Cronaca
Milazzo, Recuperato in mare il corpo senza vita del militare disperso

Il corpo senza vita di Aurelio Visalli,il sottufficiale della Guardia costiera disperso da ieri a Milazzo, è stato trovato alle 8 di questa mattina. Il militare si era lanciato in mare per salvare due bagnanti che stavano annegando.
Recuperato il corpo del militare
I due ragazzini di 13 e 15 anni avevano deciso di fare il bagno nonostante il mare fosse agitato. Erano andati in spiaggia in una località detta puntitta dove i ragazzini si tuffano e fanno a gara in mezzo agli scogli. Sembra che uno dei due si sia tuffato ma che poi non sia più riuscito a tornare a riva perché in balia delle onde. Aurelio Visalli di 40 anni che lavorava presso la Capitaneria del porto di Milazzo non ha esitato un attimo e si è tuffato in mare per soccorrere i due ragazzini, nonostante il vento forte e le onde alte ma purtroppo non ha avuto la forza di tornare a riva. A dare l’allarme sono stati alcuni passanti che hanno visto la scena.
Le ricerche hanno lavorato senza sosta, guardia costiera, marina militare e polizia per cercare di salvare l’uomo ma era troppo tardi. Un testimone ha raccontato “la furia delle onde ha ostacolato il lavoro dei soccorritori, l’ho visto mentre le onde lo portavano via“.

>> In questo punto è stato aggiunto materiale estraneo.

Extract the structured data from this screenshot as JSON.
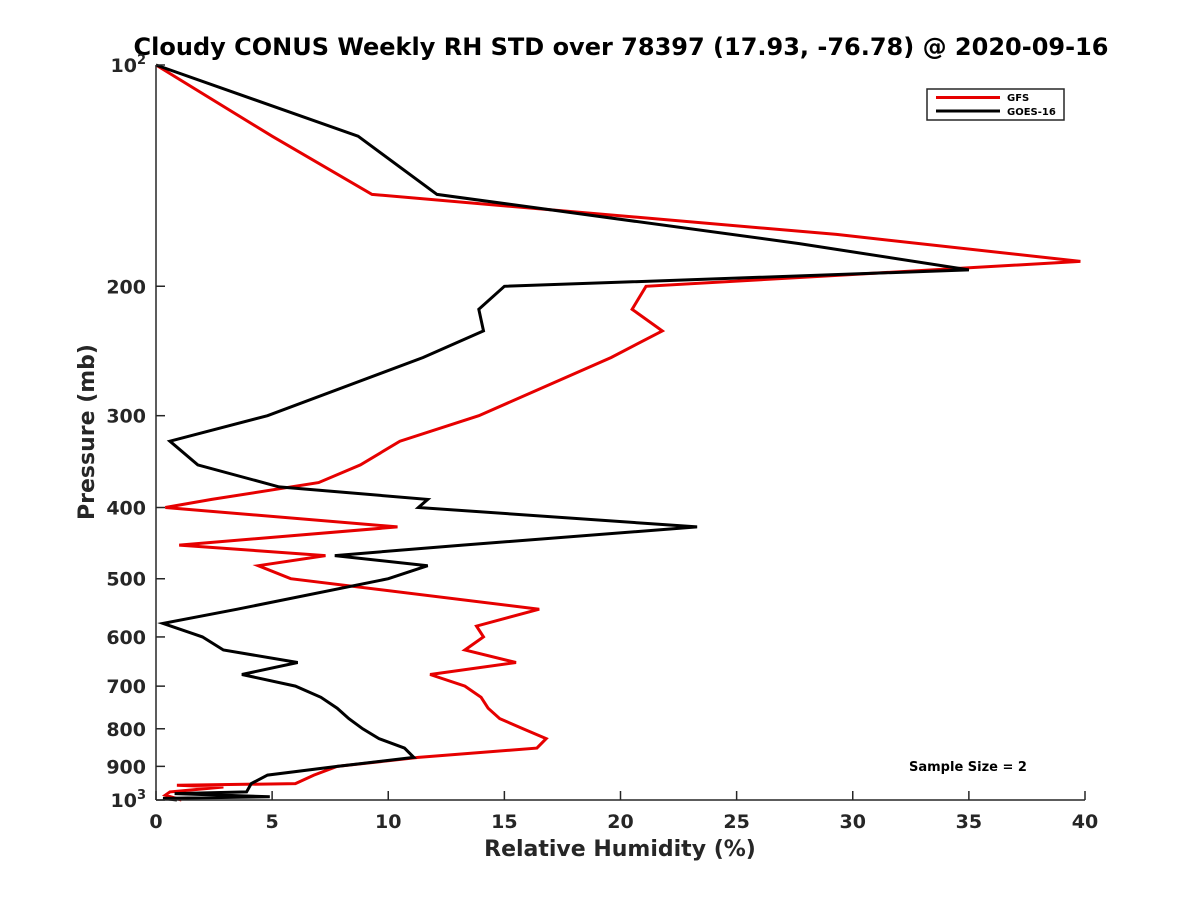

Il cordoglio dei ministri De Micheli e Guerini
Il ministro della difesa Lorenzo Guerini ha dichiarato “Esprimo la vicinanza e il cordoglio alla famiglia e alla Guardia costiera del secondo capo Aurelio Visalli, il cui corpo è stato ritrovato in mare. È deceduto per salvare la vita a due bagnanti in difficoltà a Milazzo. Ricordiamo lui e tutte le persone che mettono il loro impegno e la loro vita al servizio dei cittadini e delle istituzioni“. Anche il Ministro dei trasporti De Micheli si è unita alle parole di Guerini “L’esito delle ricerche nel mare di Milazzo è quello che non avremmo mai voluto apprendere. Voglio far sentire tutto il mio affetto alla famiglia di Aurelio Visalli, scomparso mentre stava compiendo la missione più nobile assegnata alla Guardia costiera: salvare vite umane“.
Anche i colleghi profondamente addolorati lo hanno ricordato “era una persona disponibile sempre pronta ad aiutare tutti” tutta la città di Venetico si stringe al dolore della famiglia.